Five Tips for a More Organised Team

While competing in a team alongside your friends is fun, it can be stressful collecting game fees and organising enough players each week.

With that in mind, we’ve come up with some handy tips to help your team take the stress out of managing and organising themselves.

1. Appoint a Single Manager or Captain
The most organised teams generally have one nominated captain or point of contact. This person is the glue that holds the team together and has to be trustworthy and very reliable. Their key responsibilities are to…
• Always know what the teams game time is
• Oversee team selection, organising enough players to arrive and play, arranging for fill-ins as necessary
• Pay team registration/game fees and collect reimbursement from teammates
• Liaise with competition management
• Nominate for someone else in charge if they become unavailable

2. Get a Facebook Group
A Facebook group for your team eliminates the need for texting or phone calls to organise yourselves. It’s also a great space to spit ball ideas amongst the team, post important announcements and share photos and videos.

A group takes about 5 minutes to set-up and should include all your regular starting players as well as any fill-ins who play for the team on a semi-regular basis. Make sure you make it a “Closed Group”, otherwise outsiders and other teams will be able to see your posts.

Each week, make a post with your game time, tag your preferred line-up so that they see the post and get them to respond as to whether they are available. If anyone can’t make it, you can then ask for a response from a fill-in by tagging them and asking the question.

A group relieves the burden on the team manager as it is transparent to all team members as to how the side is shaping for the coming game, so they can assist early if fill-ins are needed. It also happens that instead of the whole team asking questions of the captain separately, theya re answered for everyone to see at once.

3. Start a Team Fund
Most teams tend to divide the weekly match by the number of players on a particular day and then either pay separately or pass funds to their manager who will then pay. While for the most part this tends to work, it’s a system that can penalise those that do the right thing and show up when the team is short. It can also leave your team manager holding the bag when it comes to registration fees, bonds and forfeit penalties.
It could be a matter of charging an extra dollar per game to start building a fund, or charging the same per head amount whether you have 7 or 8 players. However you do it, make sure you keep track of it and manage it responsibly. Any money that is left over after fees are removed can then be used after team consensus for things such as uniforms or end of season celebrations.

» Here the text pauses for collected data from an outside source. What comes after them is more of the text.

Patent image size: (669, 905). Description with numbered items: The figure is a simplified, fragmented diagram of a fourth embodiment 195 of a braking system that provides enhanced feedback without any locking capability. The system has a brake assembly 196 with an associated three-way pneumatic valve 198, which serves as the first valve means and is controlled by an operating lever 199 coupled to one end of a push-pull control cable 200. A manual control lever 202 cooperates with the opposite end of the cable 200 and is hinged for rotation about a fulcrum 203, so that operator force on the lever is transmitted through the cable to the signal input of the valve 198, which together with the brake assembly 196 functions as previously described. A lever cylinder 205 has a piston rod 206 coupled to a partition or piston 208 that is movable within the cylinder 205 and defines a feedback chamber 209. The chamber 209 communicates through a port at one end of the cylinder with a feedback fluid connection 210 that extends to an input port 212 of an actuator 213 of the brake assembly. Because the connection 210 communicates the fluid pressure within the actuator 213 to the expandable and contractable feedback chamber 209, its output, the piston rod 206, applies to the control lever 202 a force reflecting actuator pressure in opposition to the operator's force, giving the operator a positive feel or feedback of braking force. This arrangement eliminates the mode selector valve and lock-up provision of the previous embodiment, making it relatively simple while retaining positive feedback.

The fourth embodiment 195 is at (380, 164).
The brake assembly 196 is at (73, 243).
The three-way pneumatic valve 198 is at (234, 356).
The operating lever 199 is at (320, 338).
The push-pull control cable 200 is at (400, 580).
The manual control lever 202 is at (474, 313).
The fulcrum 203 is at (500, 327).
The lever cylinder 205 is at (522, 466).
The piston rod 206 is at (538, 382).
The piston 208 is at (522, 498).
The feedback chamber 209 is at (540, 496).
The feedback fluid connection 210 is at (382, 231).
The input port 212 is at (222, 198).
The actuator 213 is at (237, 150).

4. Organise at Least 48 Hours Before
It’s best to organise your team at least a few days before your next fixture, this gives you plenty of time to find out who is available and give more notice and response time to potential fill-ins. If it is clear early that you are going to struggle to field a team, you can often organise with your competition management and/or opposition to reschedule the game, potentially avoiding a forfeit and at the very least showing courtesy to those parties.

5. Recruit, Recruit, Recruit
Even the most organised and well networked teams have fixtures where injuries, special events and commitments prevent a large number of players from being available. Then of course, there is the time when multiple players pull out on the day of the game and you scramble for replacements.

The best way to prepare for these situations is to always be adding new players to your team’s network and being resourceful in terms of recruitment. Social media, web classifieds, friends, family and your competition’s management are all great resources for finding players in your hour of need.

There is a natural player attrition rate where people move away, get other commitments, lose interest or what have you. Prevent any issues and always look to get new people involved in your team.